其次,历史已反复证明,一种新的社会制度在旧制度的薄弱地区首先取得胜利后,往往也还要在其势力最强大的地区进行多次的决战。以资本主义对封建制的取代说,它虽然早在十六、十七世纪即已获得尼德兰、英国和美国等革命的胜利,但是就全世界尤其欧洲大陆而言,它的最终胜利,就是在以法国大革命为标志的决战并取得欧洲革命的彻底胜利之后。所以列宁也曾经就此评论说:“整个19世纪,即给予全人类以文明和文化(按:即资产阶级的文明和文化)的世纪,都是在法国革命的标志下度过的。”(同上第29卷第334页)可见新制度要彻底战胜旧制度,往往也确实需要在后者势力最强大的地区决战。这从另一个侧面说明,东方落后国家虽可以首先取得社会主义革命的胜利,并在世界革命中发挥出越来越重要的作用,然而社会主义革命的最后决战却并非只能在东方发生。
第三,就决战的“结局”而言,它也并不完全取决于人口数量的多少,乃是在于社会主义国家能否创造出比资本主义高得多的物质和精神文明,这已经成为当今各社会主义国家的共识。如邓小平同志就明确指出:“社会主义阶段的最根本任务就是发展生产力,社会主义的优越性归根到底要体现在它的生产力比资本主义发展得更快一些,更高一些,并且在发展生产力的基础上不断改善人民的物质文化生活。”(《邓小平文选》第3卷第63页)甚至他还强调说:“中国能不能……坚持社会主义制度,关键就看能不能争得较快的增长速度,实现我国的发展战略。
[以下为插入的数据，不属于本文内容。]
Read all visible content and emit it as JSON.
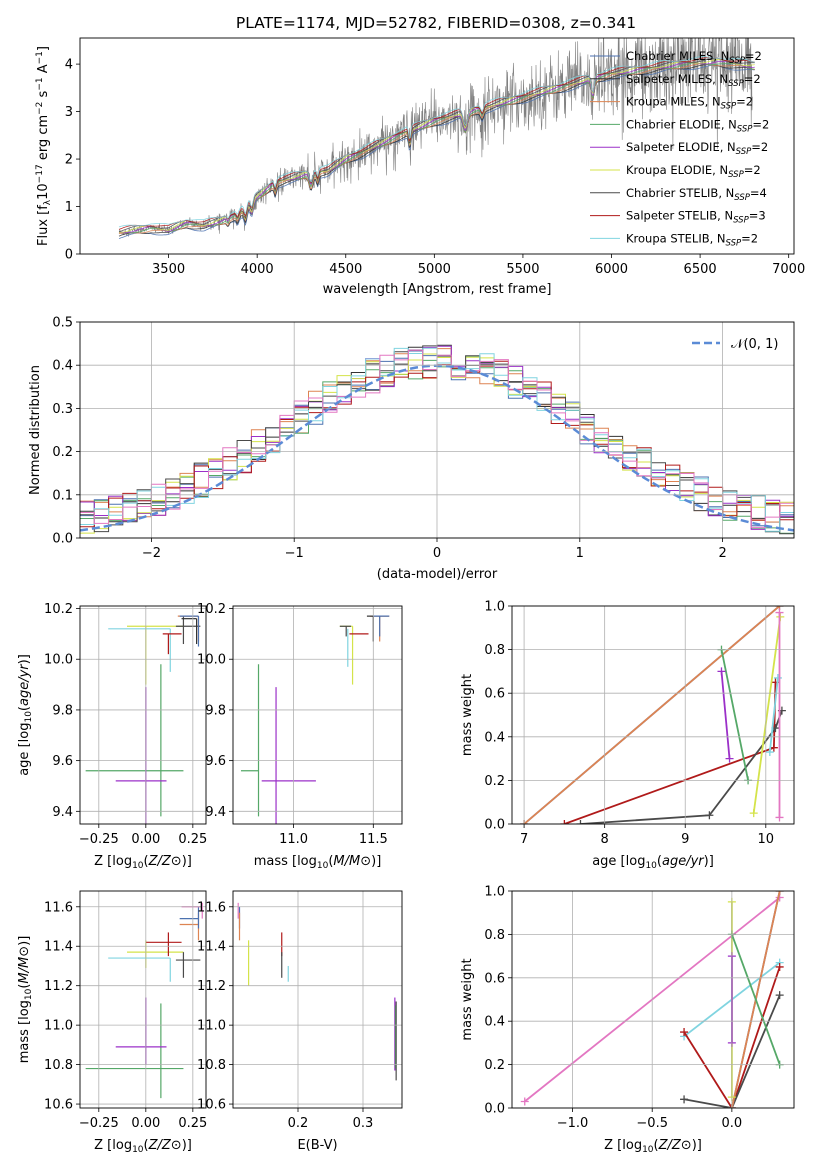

”(同上第356页)这就更加说明列宁的“东方决战论”存在着偏颇。因此也可以推论:在目前西方发达国家的经济、文化水平仍明显高于社会主义国家的情况下,尽管斗争的结局实际应取决于包括东方革命在内的整个世界革命进程,但与其说社会主义同资本主义的决战将在东方爆发,我们毋宁说将爆发于西方!